As per the report, the effective tax incidence on cotton and man-made fibre (MMF) or blended textiles under the existing tax regime is in the range of 5-7 percent and 11-14 percent, respectively. Besides excise duty, it noted that this captures the impact of other multiple levies such as Value Added Tax (VAT), Central Sales Tax (CST) and entry tax or octroi. Considering that the GST rates announced for these textile categories are more or less in line with the existing effective tax rates, ICRA does not envisage any impact on these product categories. However, it said that the rates announced are expected to be positive for wool or silk-based textiles, which will be taxed at a lower rate of 5 percent compared to the prevailing tax of 8-10 percent.

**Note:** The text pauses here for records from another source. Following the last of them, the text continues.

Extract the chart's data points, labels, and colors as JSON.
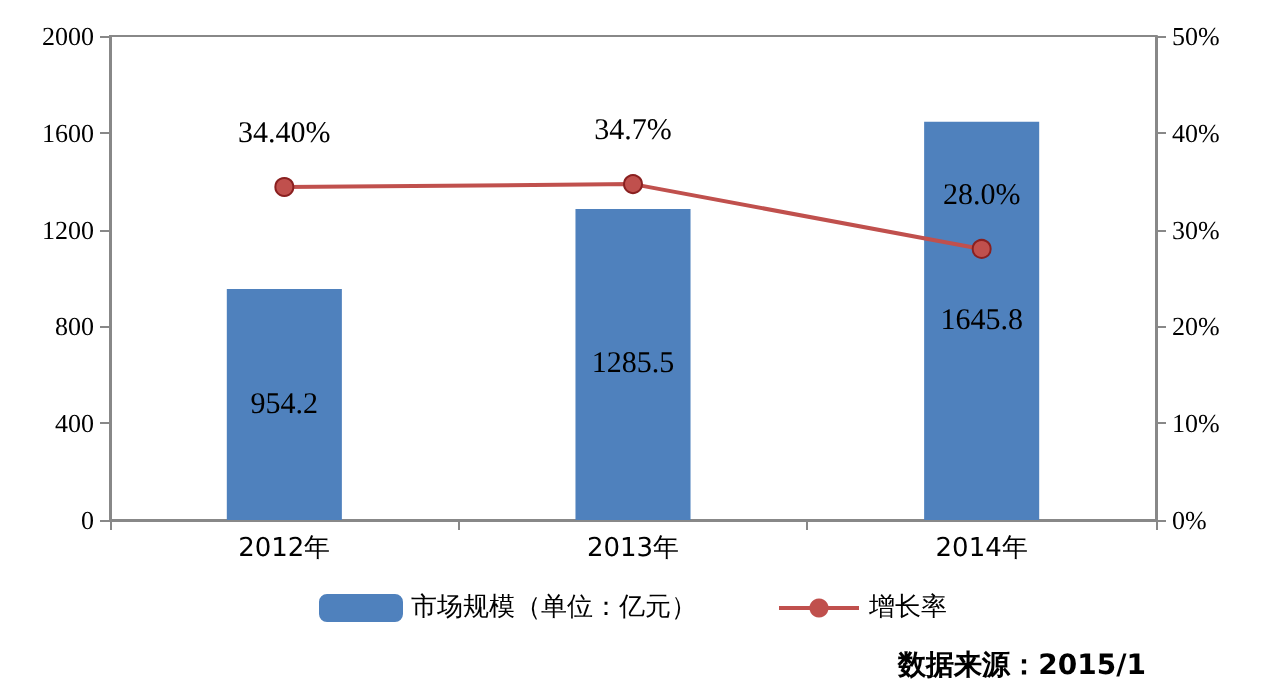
{
  "chart_data": {
    "type": "bar",
    "categories": [
      "2012年",
      "2013年",
      "2014年"
    ],
    "series": [
      {
        "name": "市场规模（单位：亿元）",
        "color": "#4f81bd",
        "values": [
          954.2,
          1285.5,
          1645.8
        ],
        "value_labels": [
          "954.2",
          "1285.5",
          "1645.8"
        ]
      },
      {
        "name": "增长率",
        "type": "line",
        "axis": "y2",
        "color": "#c0504d",
        "values": [
          34.4,
          34.7,
          28.0
        ],
        "value_labels": [
          "34.40%",
          "34.7%",
          "28.0%"
        ]
      }
    ],
    "ylim": [
      0,
      2000
    ],
    "yticks": [
      0,
      400,
      800,
      1200,
      1600,
      2000
    ],
    "y2lim": [
      0,
      50
    ],
    "y2ticks": [
      {
        "value": 0,
        "label": "0%"
      },
      {
        "value": 10,
        "label": "10%"
      },
      {
        "value": 20,
        "label": "20%"
      },
      {
        "value": 30,
        "label": "30%"
      },
      {
        "value": 40,
        "label": "40%"
      },
      {
        "value": 50,
        "label": "50%"
      }
    ],
    "marker": "circle",
    "grid": false,
    "legend": "bottom",
    "annotations": [
      "数据来源：2015/1"
    ]
  }
}
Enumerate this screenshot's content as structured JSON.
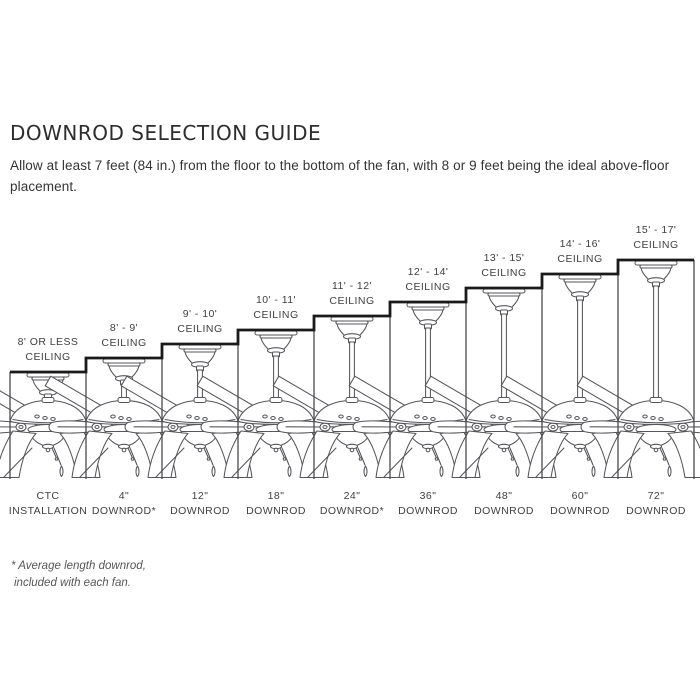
{
  "title": "DOWNROD SELECTION GUIDE",
  "intro": "Allow at least 7 feet (84 in.) from the floor to the bottom of the fan, with 8 or 9 feet being the ideal above-floor placement.",
  "footnote": {
    "line1": "* Average length downrod,",
    "line2": "included with each fan."
  },
  "colors": {
    "line": "#55565a",
    "stair": "#1a1a1a",
    "text": "#414042",
    "background": "#ffffff"
  },
  "columns": [
    {
      "ceiling": "8' OR LESS",
      "ceiling_line2": "CEILING",
      "rod": "CTC",
      "rod_line2": "INSTALLATION"
    },
    {
      "ceiling": "8' - 9'",
      "ceiling_line2": "CEILING",
      "rod": "4\"",
      "rod_line2": "DOWNROD*"
    },
    {
      "ceiling": "9' - 10'",
      "ceiling_line2": "CEILING",
      "rod": "12\"",
      "rod_line2": "DOWNROD"
    },
    {
      "ceiling": "10' - 11'",
      "ceiling_line2": "CEILING",
      "rod": "18\"",
      "rod_line2": "DOWNROD"
    },
    {
      "ceiling": "11' - 12'",
      "ceiling_line2": "CEILING",
      "rod": "24\"",
      "rod_line2": "DOWNROD*"
    },
    {
      "ceiling": "12' - 14'",
      "ceiling_line2": "CEILING",
      "rod": "36\"",
      "rod_line2": "DOWNROD"
    },
    {
      "ceiling": "13' - 15'",
      "ceiling_line2": "CEILING",
      "rod": "48\"",
      "rod_line2": "DOWNROD"
    },
    {
      "ceiling": "14' - 16'",
      "ceiling_line2": "CEILING",
      "rod": "60\"",
      "rod_line2": "DOWNROD"
    },
    {
      "ceiling": "15' - 17'",
      "ceiling_line2": "CEILING",
      "rod": "72\"",
      "rod_line2": "DOWNROD"
    }
  ]
}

The rating firm pointed out that fabric manufacturers, who operate under the composition scheme of taxation for which the Input Tax Credit (ITC) is not available will face challenges as the apparel manufactures will prefer to deal with GST-compliant fabric suppliers to avail ITC. Therefore, it noted that this will incentivise the fabric manufactures to operate under the purview of GST. It added that with the new tax regime applied on cotton yarn as well, the incentive for fabric manufacturers to not avail of the ITC will also fall, since doing so would reduce the fabric- manufacturer’s competitiveness.